R – Quase nunca me pedem papéis populares. Embora as novelas fossem um produto popular, meus personagens não o eram. E gosto porque me identifico, vejo minha família e me inspiro neles. Acho que a comédia foi um bom canal de comunicação com o público. A comédia realmente pega.
P – O personagem, porém, enfrentou algumas críticas do público. Como você lidou com essas questões?
A – Não tem como, né? Na nossa profissão, nós realmente nos damos um tapa na cara. Eles sempre vão conversar. Ouvi muito sobre o sotaque ser forçado. Mas eu sou uma farsa. Não sou baiano. Eu não tenho nada a ver. O que eu faço? Peço permissão para interpretar um personagem que vem de Ilhéus. Farei isso com o pouco que sei. Eu sei que eles acharam um exagero também, mas senti que o personagem deu essa liberdade. Ouvi uma vez que o sotaque do Buba é horrível, mas, gente, o personagem nem é baiano (risos). A Internet é um pouco como uma terra de ninguém. Aprendi a conviver com essas críticas e comentários. Eles disseram muito ao longo dos anos.
P – Como quais?
R – Na época da “Casa das Sete Mulheres”, li um comentário que era “o que aquela espiga de milho está fazendo na TV?”. Eu tinha cabelo ruivo e diziam que eu parecia uma espiga de milho. Depois disso eu disse que nunca mais olharia para essas coisas. Às vezes, não há como evitar isso. A gente olha, mas sei trabalhar com o que realmente constitui uma crítica construtiva.

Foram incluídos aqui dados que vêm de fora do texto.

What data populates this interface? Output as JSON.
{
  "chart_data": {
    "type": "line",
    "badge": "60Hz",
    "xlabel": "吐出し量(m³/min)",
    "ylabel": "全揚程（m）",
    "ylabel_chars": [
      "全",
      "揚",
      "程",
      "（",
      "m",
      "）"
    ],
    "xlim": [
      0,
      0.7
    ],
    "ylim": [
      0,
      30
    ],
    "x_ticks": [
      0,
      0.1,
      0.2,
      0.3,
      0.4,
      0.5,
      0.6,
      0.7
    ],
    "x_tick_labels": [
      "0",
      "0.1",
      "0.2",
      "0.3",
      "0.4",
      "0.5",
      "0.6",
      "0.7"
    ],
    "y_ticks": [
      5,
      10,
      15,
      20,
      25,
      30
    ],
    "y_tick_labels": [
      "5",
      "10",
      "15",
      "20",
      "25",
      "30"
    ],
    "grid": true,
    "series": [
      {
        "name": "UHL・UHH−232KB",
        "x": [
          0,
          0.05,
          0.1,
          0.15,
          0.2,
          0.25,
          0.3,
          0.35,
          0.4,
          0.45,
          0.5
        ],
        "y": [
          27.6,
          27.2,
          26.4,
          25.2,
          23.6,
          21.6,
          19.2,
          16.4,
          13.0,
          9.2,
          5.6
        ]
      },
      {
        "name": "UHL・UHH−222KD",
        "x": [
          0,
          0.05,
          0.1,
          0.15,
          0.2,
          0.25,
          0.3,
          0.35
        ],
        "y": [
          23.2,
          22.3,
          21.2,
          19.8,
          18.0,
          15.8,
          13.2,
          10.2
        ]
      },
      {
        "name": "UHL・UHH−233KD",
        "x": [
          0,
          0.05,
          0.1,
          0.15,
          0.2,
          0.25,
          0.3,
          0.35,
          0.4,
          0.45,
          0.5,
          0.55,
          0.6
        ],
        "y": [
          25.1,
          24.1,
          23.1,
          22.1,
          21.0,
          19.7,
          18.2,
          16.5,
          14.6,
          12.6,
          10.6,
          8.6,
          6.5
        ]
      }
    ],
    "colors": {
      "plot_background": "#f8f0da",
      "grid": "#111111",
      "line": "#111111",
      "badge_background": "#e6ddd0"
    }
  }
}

P – Apesar de ter uma carreira muito sólida na TV, você sempre foi muito atuante nos palcos. Qual a importância do teatro na sua carreira?

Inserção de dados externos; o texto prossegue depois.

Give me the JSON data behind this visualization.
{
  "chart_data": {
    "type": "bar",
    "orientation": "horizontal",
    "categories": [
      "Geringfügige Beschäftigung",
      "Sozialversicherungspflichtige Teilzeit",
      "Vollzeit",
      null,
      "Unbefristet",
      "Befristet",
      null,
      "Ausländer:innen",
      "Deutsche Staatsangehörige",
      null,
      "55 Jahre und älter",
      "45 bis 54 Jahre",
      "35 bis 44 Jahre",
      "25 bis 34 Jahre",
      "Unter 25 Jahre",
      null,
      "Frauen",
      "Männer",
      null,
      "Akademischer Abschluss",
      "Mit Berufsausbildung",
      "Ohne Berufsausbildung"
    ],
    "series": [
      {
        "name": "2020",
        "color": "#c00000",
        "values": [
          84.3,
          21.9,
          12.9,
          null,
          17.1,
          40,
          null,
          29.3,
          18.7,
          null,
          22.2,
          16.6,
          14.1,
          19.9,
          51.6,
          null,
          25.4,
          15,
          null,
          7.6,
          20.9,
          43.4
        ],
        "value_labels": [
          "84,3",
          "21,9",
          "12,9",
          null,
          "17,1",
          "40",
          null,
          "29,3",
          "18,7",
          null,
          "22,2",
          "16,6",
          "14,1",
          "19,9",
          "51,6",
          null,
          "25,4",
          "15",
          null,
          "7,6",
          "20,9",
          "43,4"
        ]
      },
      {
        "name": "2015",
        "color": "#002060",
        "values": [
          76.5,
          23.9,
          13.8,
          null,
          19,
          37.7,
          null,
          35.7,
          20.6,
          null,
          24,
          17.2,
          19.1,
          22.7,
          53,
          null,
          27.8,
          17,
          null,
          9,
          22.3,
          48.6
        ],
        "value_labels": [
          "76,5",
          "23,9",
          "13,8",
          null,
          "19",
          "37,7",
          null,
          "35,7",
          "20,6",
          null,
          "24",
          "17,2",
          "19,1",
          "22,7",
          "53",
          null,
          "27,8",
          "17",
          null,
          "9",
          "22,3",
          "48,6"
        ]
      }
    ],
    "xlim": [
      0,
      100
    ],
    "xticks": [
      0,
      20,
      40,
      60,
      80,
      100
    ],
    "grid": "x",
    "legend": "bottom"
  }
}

R – Gosto muito de ter começado minha carreira no teatro. Tenho muito orgulho disso porque me deu muita base. Estudei com pessoas muito legais que me ensinaram muito. Meu início na TV foi um pouco inesperado. Tudo começou de uma forma que eu nunca teria imaginado. Nunca pensei que começaria com um personagem desse tamanho. Demorou um pouco para a moeda cair. Foi uma trajetória boa e que estava amadurecendo. Hoje me sinto mais maduro no palco. Tenho um trabalho mais maduro e consistente. Antes tínhamos muitas preocupações. Hoje entendo que é possível ficar mais tranquilo. Adquirimos sabedoria. Quando você é jovem você tem muita ansiedade, arrogância. O jovem acha que não vai errar e não é assim, né? Aceito os erros e aprendo com eles.
P – Por fim, você espera um final para Iolanda?
R – Já falei com o Bruno (sobre o desfecho), mas não sabemos o que vai acontecer, está muito em aberto. Meu personagem é bem diferente da versão original, até na questão da comédia, que foi mais forte, da religiosidade. Final esse, onde não sabemos com quem ela vai acabar e pode ser sozinha. E eu acho isso bom, criar essa trajetória de mulher que é desejada, é desejosa, tem uma vida sexual ativa. E que ela possa morar sozinha e ser muito feliz. E hoje em dia é uma realidade para muitas mulheres. Como a personagem é tão simbólica, acho importante que a mulher conquiste a liberdade pelas próprias mãos. Posso ficar com homem se quiser, se não quiser, não.
“Renascer” – Globo – Segunda a sábado, às 21h30.
Outros caminhos
Apesar de fazer parte do elenco de um remake, Camila Morgado viu sua personagem seguir um caminho bem diferente da versão original. O papel desempenhado pela atriz gerou discussões e temas completamente novos em relação ao trabalho liderado por Eliane Giardini na década de 1990. “Não havia questão de religiosidade. Hoje em dia, toda essa submissão seria vista de outra forma. Então seguimos essa linha de culpa e pecado”, afirma ela.
Para compor a personagem, Camila buscou referências no livro “O Grito de Eva”, que aborda a violência doméstica dentro do ambiente religioso. “Não estamos falando negativamente sobre religiosidade ou fé. Mas é para mostrar que não é só rezar para que as mulheres acabem com essa rotina de violência. O buraco está mais abaixo”, explica ela.
Por surpresa
Há tantos anos na frente das câmeras, Camila Morgado ainda se surpreende com certas situações profissionais. Recentemente, a atriz foi uma das estrelas da primeira temporada de “Bom Dia, Verônica”, original da Netflix. O papel, porém, veio de forma surpreendente para a atriz. “Eu estava escalado para interpretar outro personagem que acabou não acontecendo. A personagem de Janete seria mais jovem. Não sei o que aconteceu para a idade cair. Disseram-me que uma certa atriz não conseguiria e ela tinha a minha idade. Eu me ofereci para o papel então. Existem personagens que escolhem você. Eles estão vindo…”, acredita.